E’ nel prosieguo dell’articolo, però, che Serra indica chiaramente i suoi bersagli polemici. La citazione, pur lunga, è obbligatoria giacché rimarrà certamente nella storia dell’inquisizione ‘ repubblicana’, come esempio di falsificazione ideologica: «Nessuno è così stupido, e neanche così ottimista, da non capire che il ripudio dell'antifascismo da parte della destra italiana, da Berlusconi in poi, non poteva che avere conseguenze devastanti. L'antifascismo è consustanziale alla democrazia europea: addirittura alla nascita dell'Europa. Non lo è perché così ci piace pensare, così ci piace dire. Lo è perché così la Storia ha stabilito: la distruzione del nazifascismo, la Bestia che scatenò la Guerra, è la condizione stessa della rinascita dei popoli europei. Tanto per capire meglio che cosa significa ' sovranismo': distruzione dell'Europa ovvero della democrazia. La destra italiana non è più antifascista da tempo. Senza rendersi conto che questo significa, per lei stessa, perdere orientamento, perdere identità, perdere autonomia. Insomma perdere se stessa».
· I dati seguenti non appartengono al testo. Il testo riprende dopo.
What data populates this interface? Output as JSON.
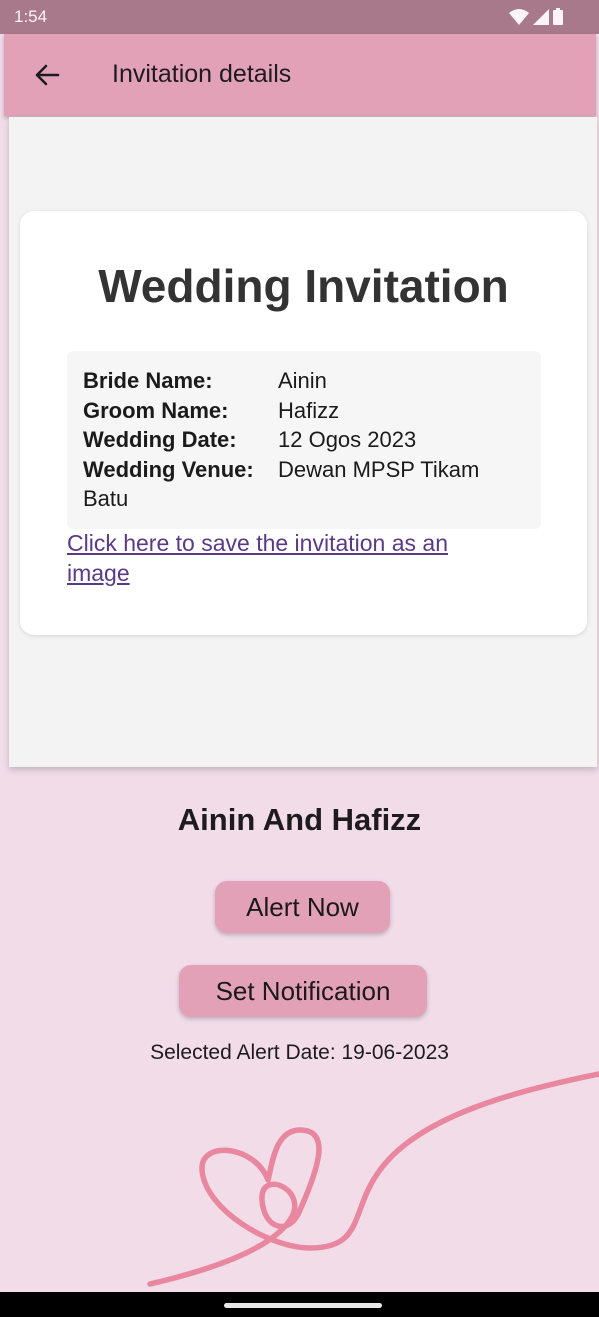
{
  "status_bar": {
    "time": "1:54"
  },
  "app_bar": {
    "title": "Invitation details",
    "back_icon": "arrow-left-icon"
  },
  "invitation": {
    "heading": "Wedding Invitation",
    "bride_label": "Bride Name:",
    "bride_value": "Ainin",
    "groom_label": "Groom Name:",
    "groom_value": "Hafizz",
    "date_label": "Wedding Date:",
    "date_value": "12 Ogos 2023",
    "venue_label": "Wedding Venue:",
    "venue_value": "Dewan MPSP Tikam",
    "venue_value_cont": "Batu",
    "save_link": "Click here to save the invitation as an image"
  },
  "main": {
    "couple_title": "Ainin And Hafizz",
    "alert_button": "Alert Now",
    "notification_button": "Set Notification",
    "selected_alert_date": "Selected Alert Date: 19-06-2023"
  },
  "colors": {
    "app_bar": "#e3a1b8",
    "page_background": "#f1dce8",
    "link": "#5a3a86",
    "heart_line": "#e8879f"
  }
}
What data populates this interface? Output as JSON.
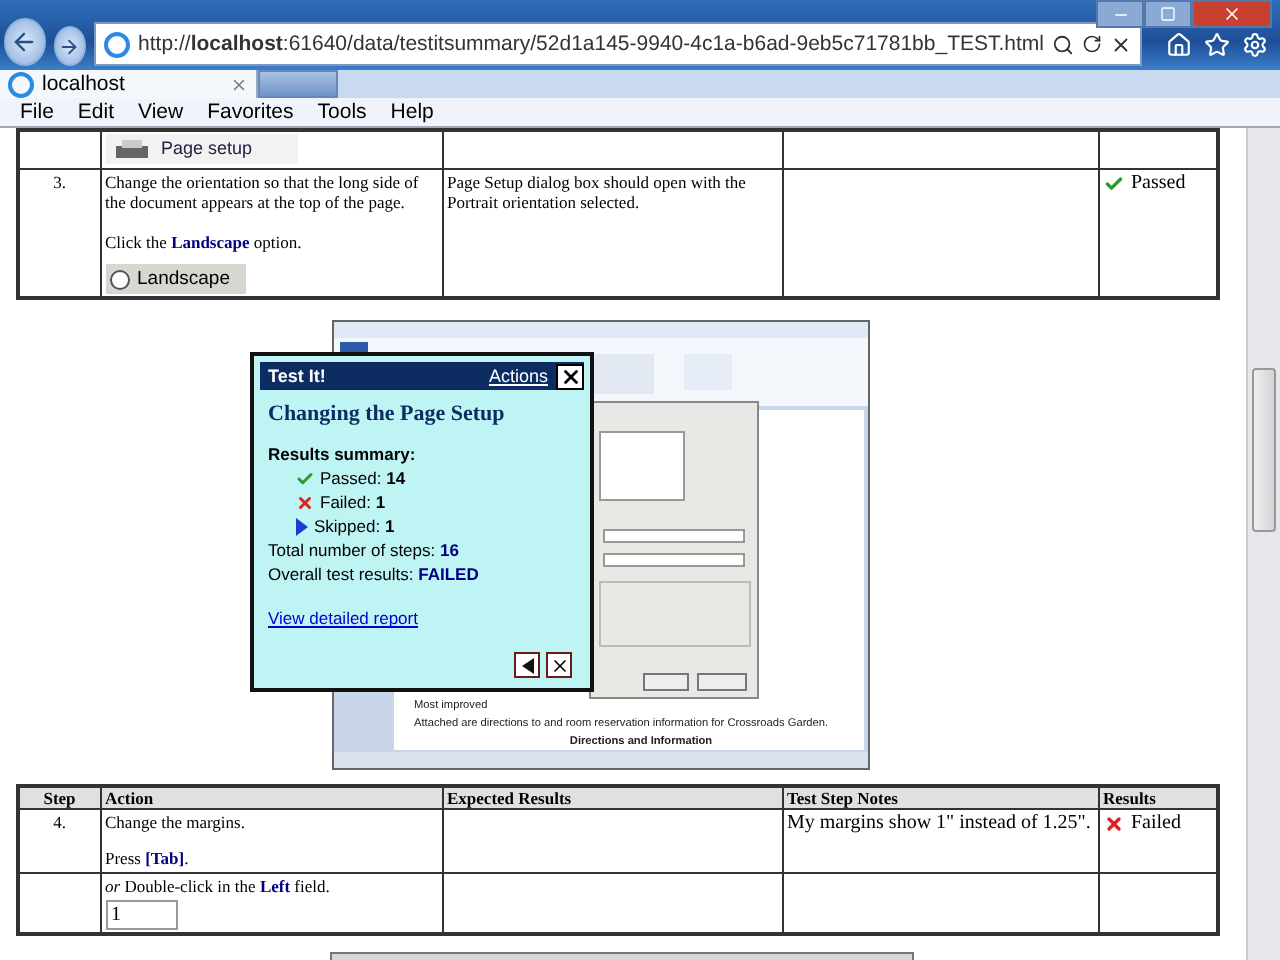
{
  "browser": {
    "address": "http://**localhost**:61640/data/testitsummary/52d1a145-9940-4c1a-b6ad-9eb5c71781bb_TEST.html",
    "tab_title": "localhost",
    "menu": [
      "File",
      "Edit",
      "View",
      "Favorites",
      "Tools",
      "Help"
    ]
  },
  "top_table": {
    "partial_row": {
      "image_caption": "Page setup"
    },
    "row": {
      "step": "3.",
      "action": [
        "Change the orientation so that the long side of the document appears at the top of the page.",
        "Click the **Landscape** option."
      ],
      "option_label": "Landscape",
      "option_checked": false,
      "expected": "Page Setup dialog box should open with the Portrait orientation selected.",
      "result": {
        "kind": "passed",
        "label": "Passed"
      }
    }
  },
  "figure": {
    "document_lines": [
      {
        "text": "Most improved",
        "kind": "plain"
      },
      {
        "text": "Attached are directions to and room reservation information for Crossroads Garden.",
        "kind": "plain"
      },
      {
        "text": "Directions and Information",
        "kind": "heading"
      }
    ],
    "dialog": {
      "title": "Test It!",
      "actions_link": "Actions",
      "heading": "Changing the Page Setup",
      "summary_label": "Results summary:",
      "counts": [
        {
          "kind": "passed",
          "label": "Passed:",
          "value": "14"
        },
        {
          "kind": "failed",
          "label": "Failed:",
          "value": "1"
        },
        {
          "kind": "skipped",
          "label": "Skipped:",
          "value": "1"
        }
      ],
      "total": "Total number of steps: **16**",
      "overall": "Overall test results: **FAILED**",
      "report_link": "View detailed report"
    }
  },
  "table": {
    "columns": [
      "Step",
      "Action",
      "Expected Results",
      "Test Step Notes",
      "Results"
    ],
    "rows": [
      {
        "step": "4.",
        "action": [
          "Change the margins.",
          "Press **[Tab]**."
        ],
        "notes": "My margins show 1\" instead of 1.25\".",
        "result": {
          "kind": "failed",
          "label": "Failed"
        }
      },
      {
        "action": [
          "*or* Double-click in the **Left** field."
        ],
        "field_value": "1"
      }
    ]
  }
}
Non m’interessa la filosofia politica di Michele Serra, né la sua promozione dell’aggettivo antifascista a sostantivo ( sostantivo è solo la democrazia liberale, tanto antifascista quanto anticomunista!). A fare inorridire me, questa volta, è la condanna assoluta, senza appello di «quei parlamentari rimasti con il culo - ma la volgarità non sta solo a destra? - sulla poltrona di fronte a Liliana Segre» . Personalmente non mi sarei astenuto sull’istituzione della Commissione Segre, avrei votato contro e basta, ma il punto è un altro: c’erano delle ragioni fondate in quell’astensione? Gli editoriali sul Messaggero di un giurista come Carlo Nordio ( Commissione Segre/ Il Tribunale del Bene un pericolo da evitare e del sociologo, 1 novembre) e di un sociologo come Luca Ricolfi ( Oltre il caso Segre/ Commissione strabica, pregiudica le libertà, 2 novembre) erano una difesa del ‘ Capitano’? Non vorrei essere equivocato: non m’interessa dimostrare che Nordio e Ricolfi hanno ragione e Serra & companeros indignados torto.
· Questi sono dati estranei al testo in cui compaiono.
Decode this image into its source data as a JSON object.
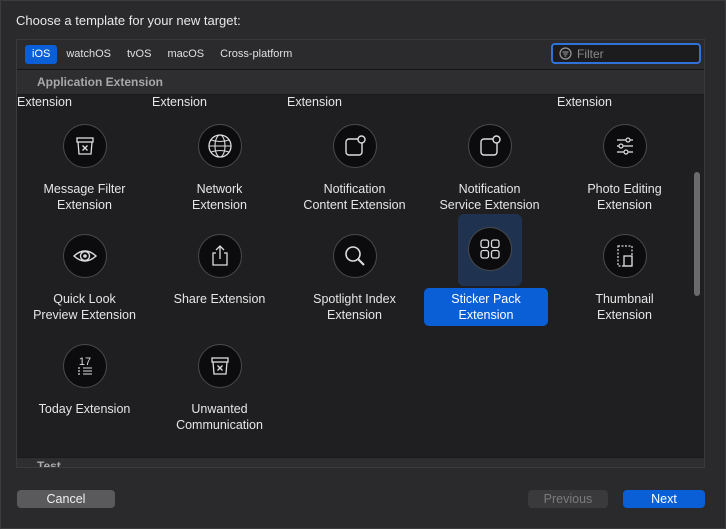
{
  "dialog": {
    "prompt": "Choose a template for your new target:"
  },
  "platform_tabs": [
    "iOS",
    "watchOS",
    "tvOS",
    "macOS",
    "Cross-platform"
  ],
  "active_tab": "iOS",
  "filter": {
    "placeholder": "Filter",
    "value": ""
  },
  "section": {
    "title": "Application Extension",
    "next_title": "Test"
  },
  "partial_row": [
    "Extension",
    "Extension",
    "Extension",
    "Extension"
  ],
  "templates": [
    {
      "line1": "Message Filter",
      "line2": "Extension",
      "icon": "message-filter-icon"
    },
    {
      "line1": "Network",
      "line2": "Extension",
      "icon": "network-icon"
    },
    {
      "line1": "Notification",
      "line2": "Content Extension",
      "icon": "notification-content-icon"
    },
    {
      "line1": "Notification",
      "line2": "Service Extension",
      "icon": "notification-service-icon"
    },
    {
      "line1": "Photo Editing",
      "line2": "Extension",
      "icon": "photo-editing-icon"
    },
    {
      "line1": "Quick Look",
      "line2": "Preview Extension",
      "icon": "quick-look-icon"
    },
    {
      "line1": "Share Extension",
      "line2": "",
      "icon": "share-icon"
    },
    {
      "line1": "Spotlight Index",
      "line2": "Extension",
      "icon": "spotlight-icon"
    },
    {
      "line1": "Sticker Pack",
      "line2": "Extension",
      "icon": "sticker-pack-icon",
      "selected": true
    },
    {
      "line1": "Thumbnail",
      "line2": "Extension",
      "icon": "thumbnail-icon"
    },
    {
      "line1": "Today Extension",
      "line2": "",
      "icon": "today-icon"
    },
    {
      "line1": "Unwanted",
      "line2": "Communication",
      "icon": "unwanted-communication-icon"
    }
  ],
  "today_icon_date": "17",
  "buttons": {
    "cancel": "Cancel",
    "previous": "Previous",
    "next": "Next"
  },
  "colors": {
    "accent": "#0a5fd6",
    "selection_bg": "#1f3350"
  }
}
Quello che trovo ripugnante è l’eticizzazione totalitaria del discorso politico: se su una tesi si pianta la bandiera del Bene, non c’è più confronto ma solo ricorso autorizzato alla violenza. Se si stabilisce l’equazione nazionalismo- sovranismo- nazismo ( e magari con l’aggiunta di ‘ euroscetticismo’) sul teatro della politica democratica cala un pesante sipario, giacché ai criminali ( «estremisti e curvaioli» ) non c’è niente da dire: non sono avversari politici ma farabutti da consegnare alla giustizia o, in mancanza di reati perseguibili, alla gogna dell’opinione pubblica benpensante.